Greenspace such as trees, parks and fields have been found to be associated with improved health. Trees in a neighbourhood can reduce air pollution and (possibly noise pollution), as well as provide shade form the sun and lower the temperature at street level. Greenspace is also associated with better mental health and reduced mental illness.

Cities Are Now Focusing on Health
With this information in hand, many cities throughout the world are changing how they approach their design. Instead of making cities with the car in mind, cities are putting people, and their health, first. Starting as early as 1974, Bogota, Colombia’s Ciclovia closes off dozens of miles of roads every Sunday morning to allow pedestrians and cyclists to take over, leading to a carnival atmosphere of physical activity. Many other cities have followed suit with their own Ciclovia.
Cities such as Hong Kong, Olso, London and New York City are undergoing initiatives such from putting in more walking and biking infrastructure to banning cars outright in certain parts of the cities. And Paris has recently undergone one of the most remarkable transformations in just a short span from a car dominant city to a bike dominant one. One of the main reasons cities undertake this transformation is to reduce pollution and traffic congestion. In addition, it costs less for cities to maintain infrastructure for active transportation (bikes, scooters, walking) than for personal vehicles.
In Denmark, the bicycle is king. People can move faster cycling through the city than in a car. And because of the infrastructure is cheaper for bike paths than roads, plus the healthcare savings of being active, the city of Copenhagen has found the cost to society of travelling by car is six times more than by bicycle.

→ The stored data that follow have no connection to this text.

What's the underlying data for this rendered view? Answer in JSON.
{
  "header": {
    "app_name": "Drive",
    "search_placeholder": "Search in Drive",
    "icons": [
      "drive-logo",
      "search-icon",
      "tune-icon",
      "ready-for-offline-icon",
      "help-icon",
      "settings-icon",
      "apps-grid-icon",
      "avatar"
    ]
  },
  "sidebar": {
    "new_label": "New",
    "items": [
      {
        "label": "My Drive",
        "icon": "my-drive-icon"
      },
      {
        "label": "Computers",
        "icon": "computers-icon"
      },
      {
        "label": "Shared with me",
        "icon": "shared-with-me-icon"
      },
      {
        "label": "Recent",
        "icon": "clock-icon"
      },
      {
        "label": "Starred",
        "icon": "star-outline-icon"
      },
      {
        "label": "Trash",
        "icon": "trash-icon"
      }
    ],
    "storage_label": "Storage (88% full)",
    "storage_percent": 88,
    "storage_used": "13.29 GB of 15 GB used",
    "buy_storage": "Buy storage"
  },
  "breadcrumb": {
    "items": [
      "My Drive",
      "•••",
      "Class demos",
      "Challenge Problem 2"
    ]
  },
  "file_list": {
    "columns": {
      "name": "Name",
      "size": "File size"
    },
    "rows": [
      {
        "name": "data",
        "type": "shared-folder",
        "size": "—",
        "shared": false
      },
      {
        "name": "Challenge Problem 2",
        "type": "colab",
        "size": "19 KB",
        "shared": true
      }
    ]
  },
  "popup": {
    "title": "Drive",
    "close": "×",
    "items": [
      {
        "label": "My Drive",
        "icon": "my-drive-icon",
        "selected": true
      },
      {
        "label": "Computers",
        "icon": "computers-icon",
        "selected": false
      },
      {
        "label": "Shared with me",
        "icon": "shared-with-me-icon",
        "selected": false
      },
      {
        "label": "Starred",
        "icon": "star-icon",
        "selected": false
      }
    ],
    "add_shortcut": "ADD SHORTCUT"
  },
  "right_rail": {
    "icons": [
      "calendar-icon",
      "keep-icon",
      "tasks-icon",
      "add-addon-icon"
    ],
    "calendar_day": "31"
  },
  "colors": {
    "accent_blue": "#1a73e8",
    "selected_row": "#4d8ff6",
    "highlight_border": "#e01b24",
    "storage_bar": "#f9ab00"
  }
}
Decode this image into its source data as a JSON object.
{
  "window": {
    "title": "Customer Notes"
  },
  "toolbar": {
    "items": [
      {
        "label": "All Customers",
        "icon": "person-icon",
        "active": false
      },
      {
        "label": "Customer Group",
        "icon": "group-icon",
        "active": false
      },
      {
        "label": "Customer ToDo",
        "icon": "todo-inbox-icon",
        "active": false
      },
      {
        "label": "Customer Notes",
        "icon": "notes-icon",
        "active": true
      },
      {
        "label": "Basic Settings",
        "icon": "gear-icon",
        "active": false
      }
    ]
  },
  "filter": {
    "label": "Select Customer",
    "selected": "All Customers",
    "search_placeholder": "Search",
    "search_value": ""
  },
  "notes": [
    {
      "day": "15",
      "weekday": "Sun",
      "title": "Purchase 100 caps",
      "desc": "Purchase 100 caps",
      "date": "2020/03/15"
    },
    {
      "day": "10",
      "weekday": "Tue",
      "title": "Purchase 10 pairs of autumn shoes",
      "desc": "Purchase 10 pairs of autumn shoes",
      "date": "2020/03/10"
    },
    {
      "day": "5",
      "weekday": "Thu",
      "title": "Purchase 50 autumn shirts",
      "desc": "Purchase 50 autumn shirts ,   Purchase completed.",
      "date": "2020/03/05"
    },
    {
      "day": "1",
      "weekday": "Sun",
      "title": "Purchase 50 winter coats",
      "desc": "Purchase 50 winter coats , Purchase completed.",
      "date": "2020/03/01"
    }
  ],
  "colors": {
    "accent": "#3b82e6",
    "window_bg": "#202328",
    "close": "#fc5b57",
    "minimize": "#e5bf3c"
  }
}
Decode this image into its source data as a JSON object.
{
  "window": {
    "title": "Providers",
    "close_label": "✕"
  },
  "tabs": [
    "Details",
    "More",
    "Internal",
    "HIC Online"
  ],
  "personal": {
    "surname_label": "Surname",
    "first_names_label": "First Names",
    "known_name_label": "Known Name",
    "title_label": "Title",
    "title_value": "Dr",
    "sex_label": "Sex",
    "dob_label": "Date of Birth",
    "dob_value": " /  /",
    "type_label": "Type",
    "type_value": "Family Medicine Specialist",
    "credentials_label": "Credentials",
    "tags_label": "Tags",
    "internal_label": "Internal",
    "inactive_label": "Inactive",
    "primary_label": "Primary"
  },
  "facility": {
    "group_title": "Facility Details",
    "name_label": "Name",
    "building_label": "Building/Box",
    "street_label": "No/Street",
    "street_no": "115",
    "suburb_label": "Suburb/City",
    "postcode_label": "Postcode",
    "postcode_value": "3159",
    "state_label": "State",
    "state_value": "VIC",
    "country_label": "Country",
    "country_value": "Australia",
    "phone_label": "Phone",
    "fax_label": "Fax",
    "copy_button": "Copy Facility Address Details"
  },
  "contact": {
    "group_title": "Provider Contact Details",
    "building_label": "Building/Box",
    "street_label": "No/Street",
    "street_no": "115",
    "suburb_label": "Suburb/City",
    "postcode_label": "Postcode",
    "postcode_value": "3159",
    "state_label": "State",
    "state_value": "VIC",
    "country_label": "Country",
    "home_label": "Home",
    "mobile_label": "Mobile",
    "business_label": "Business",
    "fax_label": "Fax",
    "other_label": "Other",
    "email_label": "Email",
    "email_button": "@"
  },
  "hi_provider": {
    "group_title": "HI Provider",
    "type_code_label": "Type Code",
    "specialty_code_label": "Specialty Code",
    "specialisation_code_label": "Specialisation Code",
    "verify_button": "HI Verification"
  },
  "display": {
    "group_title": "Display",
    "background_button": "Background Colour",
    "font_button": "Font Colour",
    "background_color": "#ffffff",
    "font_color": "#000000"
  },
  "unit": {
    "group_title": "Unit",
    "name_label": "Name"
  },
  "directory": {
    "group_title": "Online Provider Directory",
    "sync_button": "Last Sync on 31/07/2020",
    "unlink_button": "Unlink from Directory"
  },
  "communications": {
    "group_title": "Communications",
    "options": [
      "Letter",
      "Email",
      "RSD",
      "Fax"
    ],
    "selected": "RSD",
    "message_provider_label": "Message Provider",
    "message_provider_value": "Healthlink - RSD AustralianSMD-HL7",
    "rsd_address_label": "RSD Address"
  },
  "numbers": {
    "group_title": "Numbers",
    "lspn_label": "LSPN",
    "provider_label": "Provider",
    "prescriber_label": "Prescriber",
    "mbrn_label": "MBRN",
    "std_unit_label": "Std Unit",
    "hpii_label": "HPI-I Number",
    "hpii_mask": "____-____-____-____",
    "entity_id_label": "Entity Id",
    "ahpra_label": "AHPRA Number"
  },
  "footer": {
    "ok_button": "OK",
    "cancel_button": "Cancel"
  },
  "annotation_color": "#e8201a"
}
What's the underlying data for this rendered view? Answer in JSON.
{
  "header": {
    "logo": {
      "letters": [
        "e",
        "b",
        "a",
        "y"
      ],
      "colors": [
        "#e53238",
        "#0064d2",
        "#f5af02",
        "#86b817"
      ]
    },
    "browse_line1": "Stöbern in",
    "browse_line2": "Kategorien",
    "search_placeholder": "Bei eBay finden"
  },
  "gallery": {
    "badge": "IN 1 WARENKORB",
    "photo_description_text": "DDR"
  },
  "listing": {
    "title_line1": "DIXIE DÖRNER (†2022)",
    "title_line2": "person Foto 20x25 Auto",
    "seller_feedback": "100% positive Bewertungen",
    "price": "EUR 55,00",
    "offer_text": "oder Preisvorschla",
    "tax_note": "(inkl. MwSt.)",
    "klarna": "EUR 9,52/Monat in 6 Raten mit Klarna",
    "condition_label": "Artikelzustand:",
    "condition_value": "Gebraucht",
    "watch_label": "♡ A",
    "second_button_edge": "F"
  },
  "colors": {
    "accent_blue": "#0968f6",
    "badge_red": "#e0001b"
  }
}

Newer cities and neighbourhoods can even go beyond what older cities can do as they’re stating from a clean slate. These cities are being designed to allow people to live, work and play in the same area. In China, outside of Chengdu a neighbourhood is being developed so that everything is within a 15 minute walk.
All of us want to do things the easiest and fastest way, and often means using motorized transportation or eating convenience foods. While we all bear some individual responsibility in our health and our lifestyle habits, if we live in an area that makes it hard to be active, eat nutritious foods and breath clean air, realizing our potential to be healthy will be practically impossible.